Photo d'archives de Jiang Bin, porte-parole du ministère chinois de la Défense nationale. /Ministère de la Défense nationale

En réponse au don et à la visite de responsables japonais au sanctuaire Yasukuni samedi, un porte-parole chinois a déclaré qu’un tel comportement constituait une violation flagrante de la justice historique et blessait gravement les sentiments des habitants des pays qui ont souffert de l’agression japonaise.
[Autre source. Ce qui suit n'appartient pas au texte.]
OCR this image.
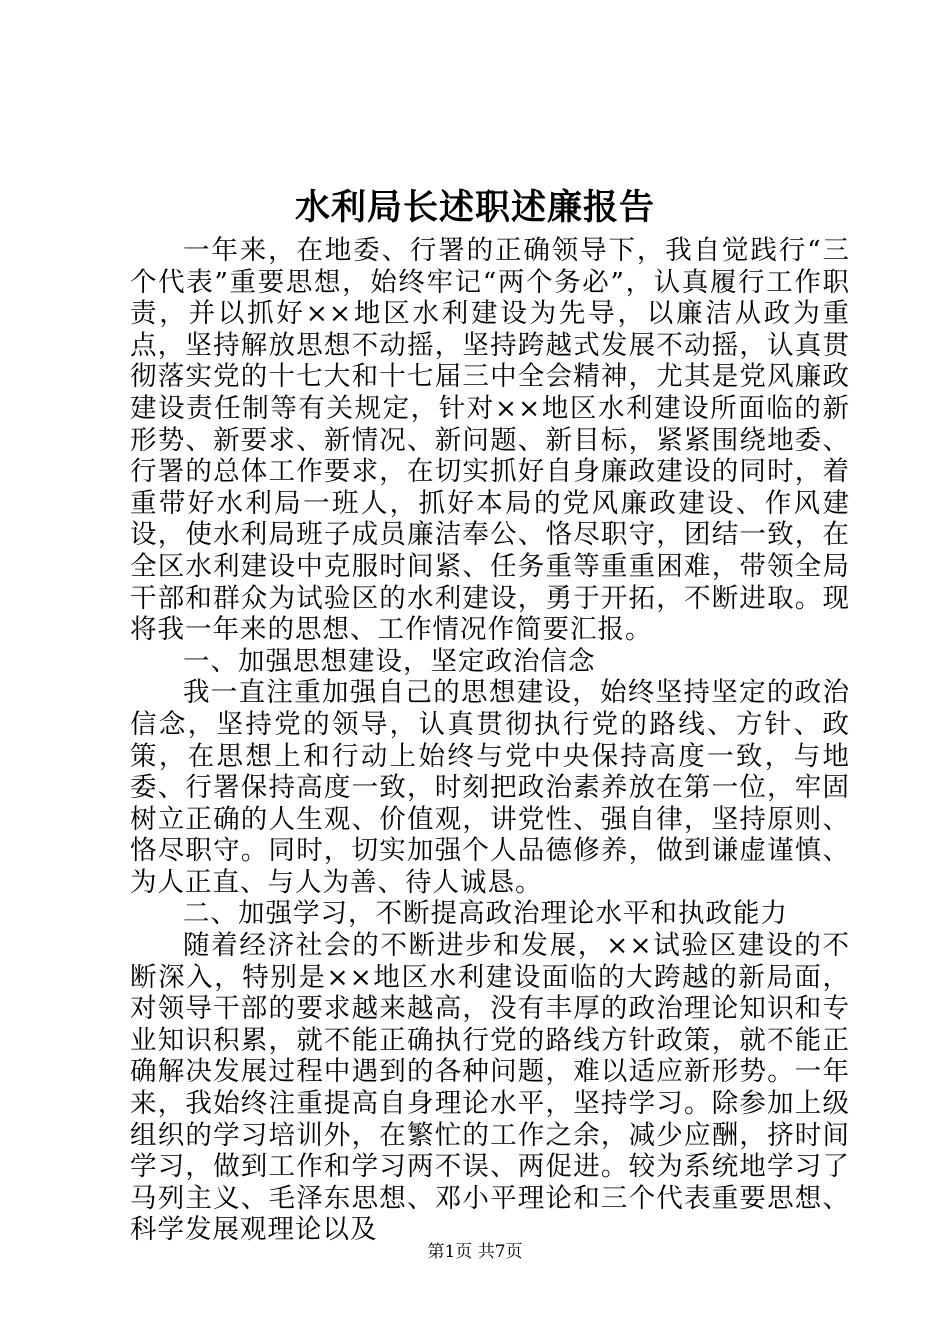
水利局长述职述廉报告

一年来，在地委、行署的正确领导下，我自觉践行“三个代表”重要思想，始终牢记“两个务必”，认真履行工作职责，并以抓好××地区水利建设为先导，以廉洁从政为重点，坚持解放思想不动摇，坚持跨越式发展不动摇，认真贯彻落实党的十七大和十七届三中全会精神，尤其是党风廉政建设责任制等有关规定，针对××地区水利建设所面临的新形势、新要求、新情况、新问题、新目标，紧紧围绕地委、行署的总体工作要求，在切实抓好自身廉政建设的同时，着重带好水利局一班人，抓好本局的党风廉政建设、作风建设，使水利局班子成员廉洁奉公、恪尽职守，团结一致，在全区水利建设中克服时间紧、任务重等重重困难，带领全局干部和群众为试验区的水利建设，勇于开拓，不断进取。现将我一年来的思想、工作情况作简要汇报。

一、加强思想建设，坚定政治信念

我一直注重加强自己的思想建设，始终坚持坚定的政治信念，坚持党的领导，认真贯彻执行党的路线、方针、政策，在思想上和行动上始终与党中央保持高度一致，与地委、行署保持高度一致，时刻把政治素养放在第一位，牢固树立正确的人生观、价值观，讲党性、强自律，坚持原则、恪尽职守。同时，切实加强个人品德修养，做到谦虚谨慎、为人正直、与人为善、待人诚恳。

二、加强学习，不断提高政治理论水平和执政能力

随着经济社会的不断进步和发展，××试验区建设的不断深入，特别是××地区水利建设面临的大跨越的新局面，对领导干部的要求越来越高，没有丰厚的政治理论知识和专业知识积累，就不能正确执行党的路线方针政策，就不能正确解决发展过程中遇到的各种问题，难以适应新形势。一年来，我始终注重提高自身理论水平，坚持学习。除参加上级组织的学习培训外，在繁忙的工作之余，减少应酬，挤时间学习，做到工作和学习两不误、两促进。较为系统地学习了马列主义、毛泽东思想、邓小平理论和三个代表重要思想、科学发展观理论以及

第1页 共7页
Jiang Bin, porte-parole du ministère chinois de la Défense nationale, a déclaré que les politiciens japonais cherchaient essentiellement à dissimuler et à nier la responsabilité du Japon dans son agression tout en remettant en question les fruits de la victoire sur le fascisme et l’ordre international d’après-guerre.

Jiang a déclaré que les politiciens japonais faisaient semblant de rechercher la paix d’une part, tout en s’inclinant devant les auteurs des atrocités de guerre, de l’autre. Une telle hypocrisie révèle pleinement la vision historique profondément déformée des forces de droite japonaises et leur dangereuse tentative de raviver le spectre du militarisme, a-t-il noté.

Faire face à l’histoire de l’agression et réfléchir profondément sur la responsabilité de la guerre constituent les fondements politiques sur lesquels le Japon peut développer ses relations avec ses voisins asiatiques, a souligné Jiang.

La Chine exhorte le Japon à véritablement tirer les leçons de l’histoire, à mettre un terme à sa trajectoire de régression et à s’abstenir de poursuivre le néomilitarisme, a-t-il ajouté.

Jiang prévient que si le Japon persiste dans cette voie et devient une source de danger et d’instabilité pour la paix régionale, il sera une fois de plus confronté au jugement de la justice et au jugement de l’histoire.

Samedi, jour marquant le 81e anniversaire de la capitulation inconditionnelle du Japon lors de la Seconde Guerre mondiale, le Premier ministre japonais Sanae Takaichi a fait une offrande monétaire au sanctuaire Yasukuni, qui consacre les criminels de guerre japonais pendant la Seconde Guerre mondiale. Le sanctuaire représente la glorification du militarisme japonais et de l’agression en temps de guerre. Le même jour, le ministre japonais de la Défense, Shinjiro Koizumi, a visité le sanctuaire, selon la chaîne publique japonaise NHK.